Summarising your research impact

When applying for funding, we are given space to convince the grant reader that our research track records are important. We are given the chance to convince the reader that someone, somewhere has cared about our research enough to publish it, read it, cite it, or otherwise take an interest.  There are a number of ways that this can be done, though many are somewhat obvious:

  • Raw numbers of publications provides information about the volume of research that has been undertaken.
  • Citation counts provide information about how many other scientists have cited that body of research.
  • The h-index combines information about both the number of publications that have been produced and the rate at which they are cited.
  • The impact factors of the journals in which you publish provides some information about the perceived novelty of your research.

These indices can be useful, though they all have limitations. The big problem is that these metrics are being used by everyone. The key to distinguishing yourself is to find a way to quantitatively place yourself at the top of a pack; I generally do this in two ways – both approaches work because they allow me to define the pack against which I am judged.

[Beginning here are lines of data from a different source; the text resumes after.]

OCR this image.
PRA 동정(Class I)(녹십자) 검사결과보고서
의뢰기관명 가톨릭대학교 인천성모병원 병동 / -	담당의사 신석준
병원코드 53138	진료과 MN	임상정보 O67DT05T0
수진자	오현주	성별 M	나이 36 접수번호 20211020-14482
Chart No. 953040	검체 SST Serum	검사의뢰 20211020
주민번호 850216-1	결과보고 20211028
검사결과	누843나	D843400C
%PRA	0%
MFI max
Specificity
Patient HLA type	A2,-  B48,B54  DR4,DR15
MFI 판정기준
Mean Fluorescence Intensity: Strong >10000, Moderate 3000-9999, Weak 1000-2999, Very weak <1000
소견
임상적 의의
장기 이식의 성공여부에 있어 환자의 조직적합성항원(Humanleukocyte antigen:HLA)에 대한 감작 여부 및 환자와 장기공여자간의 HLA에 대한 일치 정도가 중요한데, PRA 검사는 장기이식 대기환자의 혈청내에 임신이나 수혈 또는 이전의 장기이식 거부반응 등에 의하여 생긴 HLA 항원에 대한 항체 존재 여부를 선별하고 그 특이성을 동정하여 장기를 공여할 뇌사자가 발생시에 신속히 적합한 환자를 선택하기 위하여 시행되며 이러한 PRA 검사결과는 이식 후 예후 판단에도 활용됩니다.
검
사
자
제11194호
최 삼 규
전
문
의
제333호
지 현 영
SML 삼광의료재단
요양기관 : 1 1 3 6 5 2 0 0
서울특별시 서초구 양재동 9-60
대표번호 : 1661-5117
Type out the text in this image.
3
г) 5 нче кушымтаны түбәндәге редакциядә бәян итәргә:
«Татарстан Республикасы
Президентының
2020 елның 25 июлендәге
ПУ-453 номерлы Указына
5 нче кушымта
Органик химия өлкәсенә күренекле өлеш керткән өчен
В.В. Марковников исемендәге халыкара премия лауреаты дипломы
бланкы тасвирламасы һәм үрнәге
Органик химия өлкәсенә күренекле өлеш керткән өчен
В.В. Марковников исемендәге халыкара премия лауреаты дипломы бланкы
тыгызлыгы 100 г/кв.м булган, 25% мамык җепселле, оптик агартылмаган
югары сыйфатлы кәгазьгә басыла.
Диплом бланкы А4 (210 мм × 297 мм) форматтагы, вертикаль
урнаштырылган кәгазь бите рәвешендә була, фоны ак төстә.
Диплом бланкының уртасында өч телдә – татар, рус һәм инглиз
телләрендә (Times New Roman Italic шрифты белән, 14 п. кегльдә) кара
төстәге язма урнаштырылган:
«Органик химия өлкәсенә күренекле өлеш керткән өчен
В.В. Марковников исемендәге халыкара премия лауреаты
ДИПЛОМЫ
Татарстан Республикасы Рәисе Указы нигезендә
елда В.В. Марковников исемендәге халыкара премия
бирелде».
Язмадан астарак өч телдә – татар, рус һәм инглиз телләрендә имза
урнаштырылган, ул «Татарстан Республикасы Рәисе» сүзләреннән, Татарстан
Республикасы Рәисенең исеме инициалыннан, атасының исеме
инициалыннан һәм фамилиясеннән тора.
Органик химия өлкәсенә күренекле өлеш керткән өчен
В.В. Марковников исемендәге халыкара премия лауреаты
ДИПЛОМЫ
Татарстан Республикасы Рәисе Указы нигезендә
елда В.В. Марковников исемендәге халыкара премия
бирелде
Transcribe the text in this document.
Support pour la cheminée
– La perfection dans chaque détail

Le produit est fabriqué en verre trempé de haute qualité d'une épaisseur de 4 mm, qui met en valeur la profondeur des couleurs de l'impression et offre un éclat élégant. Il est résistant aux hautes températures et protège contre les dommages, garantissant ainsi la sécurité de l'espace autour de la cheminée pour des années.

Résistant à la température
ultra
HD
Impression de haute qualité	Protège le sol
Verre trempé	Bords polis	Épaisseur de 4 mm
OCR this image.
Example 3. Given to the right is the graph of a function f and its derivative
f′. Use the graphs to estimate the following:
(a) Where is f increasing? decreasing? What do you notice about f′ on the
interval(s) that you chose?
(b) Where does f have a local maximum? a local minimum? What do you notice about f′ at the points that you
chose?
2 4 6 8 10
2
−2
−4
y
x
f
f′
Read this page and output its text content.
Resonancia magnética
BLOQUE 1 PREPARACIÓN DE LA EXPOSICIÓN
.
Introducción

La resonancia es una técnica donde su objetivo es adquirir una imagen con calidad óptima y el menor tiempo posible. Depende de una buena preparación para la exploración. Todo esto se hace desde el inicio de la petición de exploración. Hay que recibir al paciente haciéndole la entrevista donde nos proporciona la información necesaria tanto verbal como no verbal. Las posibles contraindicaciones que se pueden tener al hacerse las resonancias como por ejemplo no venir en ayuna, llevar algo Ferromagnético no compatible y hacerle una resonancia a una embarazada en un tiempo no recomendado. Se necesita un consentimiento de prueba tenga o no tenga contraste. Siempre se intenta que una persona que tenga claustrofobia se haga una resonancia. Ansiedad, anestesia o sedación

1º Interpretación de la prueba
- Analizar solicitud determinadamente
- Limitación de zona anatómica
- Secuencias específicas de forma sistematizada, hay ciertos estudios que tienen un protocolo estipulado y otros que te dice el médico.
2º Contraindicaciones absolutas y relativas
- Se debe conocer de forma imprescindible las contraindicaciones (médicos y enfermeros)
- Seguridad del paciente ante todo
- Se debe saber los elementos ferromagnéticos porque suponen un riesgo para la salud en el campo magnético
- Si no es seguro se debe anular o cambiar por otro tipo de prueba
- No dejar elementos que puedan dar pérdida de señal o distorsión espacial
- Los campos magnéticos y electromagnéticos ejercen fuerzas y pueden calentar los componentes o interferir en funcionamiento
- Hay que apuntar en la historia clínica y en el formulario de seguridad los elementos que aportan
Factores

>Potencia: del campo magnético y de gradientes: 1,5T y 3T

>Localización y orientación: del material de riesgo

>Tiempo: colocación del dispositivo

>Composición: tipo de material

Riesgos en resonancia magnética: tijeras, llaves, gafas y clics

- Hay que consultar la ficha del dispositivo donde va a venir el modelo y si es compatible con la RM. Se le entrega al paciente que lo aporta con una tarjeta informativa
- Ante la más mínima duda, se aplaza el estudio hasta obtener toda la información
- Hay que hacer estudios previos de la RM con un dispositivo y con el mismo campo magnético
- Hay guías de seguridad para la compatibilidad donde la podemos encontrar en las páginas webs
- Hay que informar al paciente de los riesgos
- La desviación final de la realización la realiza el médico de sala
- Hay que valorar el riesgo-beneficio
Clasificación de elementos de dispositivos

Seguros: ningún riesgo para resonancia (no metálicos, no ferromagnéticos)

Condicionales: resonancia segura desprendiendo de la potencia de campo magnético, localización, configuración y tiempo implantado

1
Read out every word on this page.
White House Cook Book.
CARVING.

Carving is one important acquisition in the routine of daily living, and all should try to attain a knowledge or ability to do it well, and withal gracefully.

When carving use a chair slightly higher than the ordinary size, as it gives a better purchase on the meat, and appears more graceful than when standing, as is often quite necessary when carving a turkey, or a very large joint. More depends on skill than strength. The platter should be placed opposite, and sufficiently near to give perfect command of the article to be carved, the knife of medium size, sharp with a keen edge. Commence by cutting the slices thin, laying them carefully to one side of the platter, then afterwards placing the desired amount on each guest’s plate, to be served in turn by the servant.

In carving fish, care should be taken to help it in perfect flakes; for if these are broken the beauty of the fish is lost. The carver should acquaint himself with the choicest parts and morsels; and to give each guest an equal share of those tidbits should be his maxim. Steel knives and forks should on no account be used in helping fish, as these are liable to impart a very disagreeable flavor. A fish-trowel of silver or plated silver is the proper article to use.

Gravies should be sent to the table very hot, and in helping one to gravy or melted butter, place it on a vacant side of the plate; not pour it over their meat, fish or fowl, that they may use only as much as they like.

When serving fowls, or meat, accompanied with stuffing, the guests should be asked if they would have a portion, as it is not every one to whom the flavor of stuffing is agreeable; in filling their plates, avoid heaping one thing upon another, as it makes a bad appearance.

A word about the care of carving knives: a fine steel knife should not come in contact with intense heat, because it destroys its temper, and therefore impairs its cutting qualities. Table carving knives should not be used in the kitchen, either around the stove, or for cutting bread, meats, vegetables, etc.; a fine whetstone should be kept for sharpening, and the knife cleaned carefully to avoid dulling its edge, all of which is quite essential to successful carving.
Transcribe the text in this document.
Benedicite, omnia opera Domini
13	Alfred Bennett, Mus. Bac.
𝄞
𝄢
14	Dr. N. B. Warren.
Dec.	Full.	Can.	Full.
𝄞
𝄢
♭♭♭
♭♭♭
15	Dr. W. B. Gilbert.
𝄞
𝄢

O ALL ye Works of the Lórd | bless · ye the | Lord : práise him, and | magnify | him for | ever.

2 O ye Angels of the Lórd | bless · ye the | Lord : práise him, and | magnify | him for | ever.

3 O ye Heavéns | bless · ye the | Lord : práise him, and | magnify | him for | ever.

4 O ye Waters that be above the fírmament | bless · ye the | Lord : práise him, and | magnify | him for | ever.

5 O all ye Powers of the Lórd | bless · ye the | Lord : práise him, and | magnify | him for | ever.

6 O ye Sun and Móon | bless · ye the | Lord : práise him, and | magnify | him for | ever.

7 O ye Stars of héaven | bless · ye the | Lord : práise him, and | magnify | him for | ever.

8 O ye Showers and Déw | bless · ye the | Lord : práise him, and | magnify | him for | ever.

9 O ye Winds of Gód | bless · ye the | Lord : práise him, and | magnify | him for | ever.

The first strategy is to establish yourself as productive in the best journals in your field:

  1. Define a set of 5 or so relevant, high-quality journals in which you regularly publish.
  2. Pick a series of (preferably recent) years during which you have been productive.
  3. Use the Web of Science (or another appropriate database) to conduct a search for papers published in those journals during those years.
  4. Create a list of the authors that have published in those journals during those years, ranked by number of publications.
  5. See where you sit on the list. You can then promote yourself using a statement such as: “I am the most published author across five prominent journals in the fields of ecology and evolution”. Be sure that you also provide the names of the journals.

It’s likely that the most well-known authors in your field will be somewhere near the top of this list, but the number of papers necessary to get to the top of this list will probably be smaller than you expect. Using your ranking on this list to demonstrate your productivity against the rest of the field will almost certainly impress grant readers – so much so that I once learned who had reviewed one of my fellowship applications when they asked if the ranking I presented was true!  It certainly was true, but of course I had decided on the set of journals that presented my track record in the best possible light.

The second strategy is to establish your expertise on a specific topic. In my case, almost all of my research deals with rates of energy expenditure (metabolic rate) or physiological traits related to metabolic rate (patterns of gas exchange or water loss, for example). I therefore use a database search for the term “metabolic rate” to construct a list of authors who work on that topic, and find where I rank (first, second, top XX%, or whatever metric seems best). The key with this approach is choosing the search term early in your career, and then making sure that it appears in either the title, abstract, or key words of every paper you produce in which it is appropriate to do so. The best search terms are those that appear broad, but are actually reasonably narrow – “metabolic rate” works well because it seems broad, but is considerably narrower (and therefore yields many fewer authors) than “metabolism”.

Implementing these strategies still requires as much productivity as possible, but implementing them as early as possible will enable you to build and exploit metrics that work in your favour.